The knight blinking in surprise, shaking his head in disbelief as he stared at the body of a large man, clad only in a loincloth and horned helm.
“Did I imagine it?” He wondered aloud as he reached forward to push the helm off the dead man’s head. Doubt began to push its way into his mind, fear and tricks of the light might have made the man before him appear larger, and the helm would have certainly made him appear more bestial.

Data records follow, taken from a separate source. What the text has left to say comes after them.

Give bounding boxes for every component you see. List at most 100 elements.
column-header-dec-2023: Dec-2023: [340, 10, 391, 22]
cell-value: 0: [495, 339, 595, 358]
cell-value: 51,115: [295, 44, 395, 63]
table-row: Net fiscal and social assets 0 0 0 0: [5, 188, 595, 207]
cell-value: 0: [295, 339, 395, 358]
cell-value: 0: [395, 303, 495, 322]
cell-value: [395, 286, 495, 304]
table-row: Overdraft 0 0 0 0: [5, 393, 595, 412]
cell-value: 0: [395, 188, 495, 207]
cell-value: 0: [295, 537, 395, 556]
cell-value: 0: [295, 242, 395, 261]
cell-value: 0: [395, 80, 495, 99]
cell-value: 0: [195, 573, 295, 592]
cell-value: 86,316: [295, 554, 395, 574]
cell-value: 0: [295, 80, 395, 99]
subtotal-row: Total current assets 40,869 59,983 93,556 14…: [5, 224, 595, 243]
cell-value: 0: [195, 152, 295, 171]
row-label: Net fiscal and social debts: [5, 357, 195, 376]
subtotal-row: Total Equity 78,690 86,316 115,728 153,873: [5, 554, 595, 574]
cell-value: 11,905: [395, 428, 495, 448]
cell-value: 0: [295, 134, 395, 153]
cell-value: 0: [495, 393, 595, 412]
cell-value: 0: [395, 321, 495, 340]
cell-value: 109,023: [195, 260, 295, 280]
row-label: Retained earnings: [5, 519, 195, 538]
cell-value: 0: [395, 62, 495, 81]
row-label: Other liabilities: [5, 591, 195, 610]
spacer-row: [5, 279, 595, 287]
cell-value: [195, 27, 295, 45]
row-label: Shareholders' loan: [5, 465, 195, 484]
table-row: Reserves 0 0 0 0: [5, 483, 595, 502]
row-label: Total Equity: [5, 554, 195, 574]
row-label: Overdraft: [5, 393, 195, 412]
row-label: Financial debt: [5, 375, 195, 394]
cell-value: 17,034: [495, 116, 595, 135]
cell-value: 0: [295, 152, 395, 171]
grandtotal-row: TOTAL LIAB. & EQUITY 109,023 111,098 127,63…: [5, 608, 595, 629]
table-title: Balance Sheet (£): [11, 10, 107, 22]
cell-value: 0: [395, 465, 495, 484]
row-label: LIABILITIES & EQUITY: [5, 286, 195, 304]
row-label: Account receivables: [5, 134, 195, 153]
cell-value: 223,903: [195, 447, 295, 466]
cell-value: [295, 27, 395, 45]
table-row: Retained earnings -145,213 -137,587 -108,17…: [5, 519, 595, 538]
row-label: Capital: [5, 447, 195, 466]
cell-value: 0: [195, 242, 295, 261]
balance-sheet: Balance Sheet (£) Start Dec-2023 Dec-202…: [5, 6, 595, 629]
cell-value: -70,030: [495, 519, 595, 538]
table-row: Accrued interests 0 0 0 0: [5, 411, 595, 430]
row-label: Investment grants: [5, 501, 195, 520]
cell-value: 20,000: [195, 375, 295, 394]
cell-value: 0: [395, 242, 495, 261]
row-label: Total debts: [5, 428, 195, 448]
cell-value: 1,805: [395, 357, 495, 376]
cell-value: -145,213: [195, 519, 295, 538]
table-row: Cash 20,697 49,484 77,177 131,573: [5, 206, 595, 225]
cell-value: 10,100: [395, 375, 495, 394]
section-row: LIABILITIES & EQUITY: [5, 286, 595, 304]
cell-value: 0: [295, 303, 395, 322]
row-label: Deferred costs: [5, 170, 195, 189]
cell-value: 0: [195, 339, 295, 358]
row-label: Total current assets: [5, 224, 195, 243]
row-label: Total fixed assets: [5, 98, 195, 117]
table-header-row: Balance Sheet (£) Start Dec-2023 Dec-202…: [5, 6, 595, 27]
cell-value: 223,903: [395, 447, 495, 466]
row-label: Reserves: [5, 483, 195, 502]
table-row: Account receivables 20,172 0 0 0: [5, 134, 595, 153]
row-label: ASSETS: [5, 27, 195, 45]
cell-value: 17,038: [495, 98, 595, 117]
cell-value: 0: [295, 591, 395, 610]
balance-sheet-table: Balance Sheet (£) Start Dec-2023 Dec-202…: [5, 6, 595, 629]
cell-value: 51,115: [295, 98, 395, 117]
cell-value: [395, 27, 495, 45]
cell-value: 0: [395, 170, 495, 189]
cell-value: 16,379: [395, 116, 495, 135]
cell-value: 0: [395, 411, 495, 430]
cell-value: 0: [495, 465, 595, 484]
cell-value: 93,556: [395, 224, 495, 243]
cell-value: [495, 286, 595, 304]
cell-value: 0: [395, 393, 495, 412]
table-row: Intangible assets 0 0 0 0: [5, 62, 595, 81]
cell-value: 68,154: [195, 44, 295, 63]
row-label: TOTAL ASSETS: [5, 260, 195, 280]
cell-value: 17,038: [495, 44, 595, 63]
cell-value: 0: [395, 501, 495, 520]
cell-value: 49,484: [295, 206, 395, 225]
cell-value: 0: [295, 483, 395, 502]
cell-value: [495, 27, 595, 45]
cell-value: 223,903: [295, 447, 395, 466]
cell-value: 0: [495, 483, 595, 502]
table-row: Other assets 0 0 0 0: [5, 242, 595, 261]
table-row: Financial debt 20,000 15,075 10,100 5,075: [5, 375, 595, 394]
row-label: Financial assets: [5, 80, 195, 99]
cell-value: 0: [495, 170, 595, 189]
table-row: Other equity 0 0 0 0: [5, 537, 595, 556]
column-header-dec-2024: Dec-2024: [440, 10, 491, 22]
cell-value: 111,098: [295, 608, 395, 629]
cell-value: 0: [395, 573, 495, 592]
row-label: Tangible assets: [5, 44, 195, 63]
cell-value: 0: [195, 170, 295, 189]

Alexander looked at the odd helm curiously. It looked as if it would fit him perfectly. He grinned faintly it would make a good trophy too. A memento of his greatest battle. Slowly, he raised the helm over his head and slid it in place. Instantly the sided of the helm tightened, gripping his skull. “What is happening?” He screamed in alarm as he tried vainly to pull the helm off. Pain exploded in his skull and coursed through his body. As he writhed in agony the straps of his armor tightened and snapped. His muscles bulged and grew as his body twisted and bones crackled. Piece by piece the plates of his armor fell away and his mail strained and split. Leather ripped as his boots burst, no longer able to contain the inhuman hooves. His screams of pain changed from a high pitched shriek to a deep bellow as his face shifted and warped to a bestial bovine shape, the horns now a part of his skull. Deep in his mind he could now FEEL the maze as it shifted around him. Screaming in frustration he pounded coins with his now massive fists as he knew in the very core of his being that no matter how far he walked, he would never find the exit of the cave. Atop his pile of wealth, in the center of his maze, Lord Alexander Ur-Drago, stood victorious. And through the twisted halls of the maze of despair, the minotaur’s wail echoed mournfully.